Kewajiban Mentaati Pemerintah dalam Ketaatan

 

Segala puji hanyalah milik Allah semata, shalawat serta salam semoga tercurah kepada junjungan kita nabi besar Muhammad, para shahabat, keluarga, dan orang-orang yang setia mengikuti tuntunannya sampai akhir zaman. Amma ba’du;

 

Melihat maraknya aksi demo  belakangan ini, seorang muslim tentunya bertanya-tanya seperti apa kiranya tuntunan Nabinya dalam menghadapi kesulitan-kesulitan ini, apakah ikut-ikutan berdemo dengan pada aktivis dan yang lainnya atau apa yang harus diperbuat. Untuk itulah tulisan ini dibuat semoga pesan yang dibawa olehnya dapat menjadi pencerahan dan pembimbing bagi kita semua, amin.

 

Ketahuilah, sesungguuhnya Islam datang membawa ajaran yang mulia, di antaranya adalah ketaatan kepada pemerintah, dalam keadaan sulit maupun senang, sempit maupun lapang. Adapun menolak dan membangkang kepada pemerintah dalam keputusan dan kebijakannya, ini adalah diantara adat dan kebiasaan jahiliyah yang dahulu sengaja diselisihi oleh Islam. Sebagaimana disebutkan oleh Al Imam Mujaddid Dakwah Salafiyah Muhammah bin Abdul Wahab dalam kitab Masa’il Jahiliyah-nya pada poin ketiga yang diberi judul oleh asy-Syaikh Shalih al Fauzan hafidzahullah;

 

– Anggapan kaum jahiliyah dahulu bahwa pembangkangan kepada pemerintah adalah kemuliaan sedangkan mendengar dan tunduk kepadanya adalah rendah dan kehinaan –

 

Berkata Al Imam Mujaddid Muhammad bin Abdul Wahab rahimahullah; (Poin Ketiga; “Sesungguhnya (kaum Jahiliyah menganggap-ed) pembangka-ngan kepada pemerintah dan tidak mau taat kepadanya adalah kemuliaan,  sedangkan mendengar dan tunduk kepadanya adalah rendah dan kehinaan. Maka Rasulullah –pun menyelisihi mereka, memerintahkan (ummatnya) untuk mendengar dan taat dan (menegakkan) nasihat, tegas, keras, dan terus menerus beliau  sampaikan hal ini)”.

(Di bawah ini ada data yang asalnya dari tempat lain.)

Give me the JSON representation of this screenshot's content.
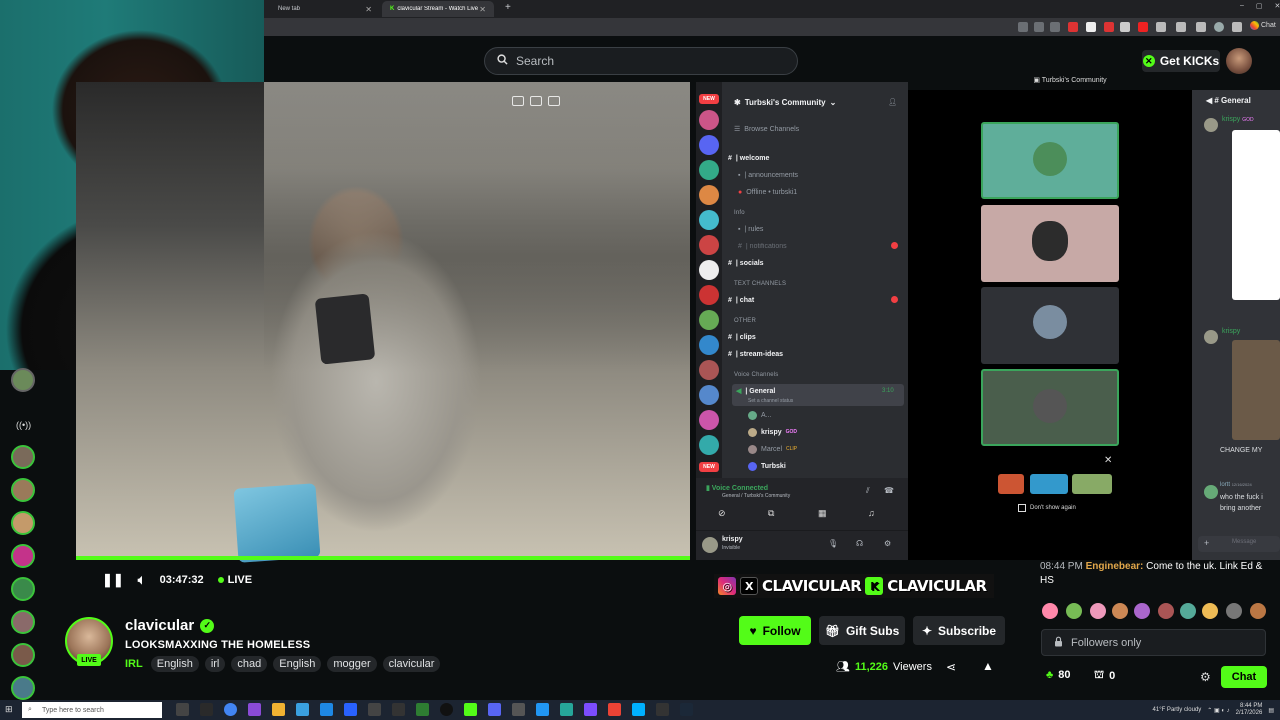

Sebelumnya Allah Ta’ala telah berfirman di dalam al-Qur’an;

“Hai orang-orang yang beriman, ta’atilah Allah dan ta’atilah Rasul(Nya), dan ulil amri di antara kamu”  (Qs. An-Nisaa’; 59).

Dan Rasulullah  bersabda;

Dari Ibnu Umar radhiyallahu ‘anhu dan dari Nabi , beliau  bersabda, “Wajib bagi seorang muslim untuk mendengar dan taat dalam urusan yang ia suka ataupun tidak, kecuali apabila diperintah kepada maksiat, maka apabila diperintah kepada maksiat maka tidak ada lagi (prinsip untuk) dengar dan taat”. Muttafaqun ‘alaihi.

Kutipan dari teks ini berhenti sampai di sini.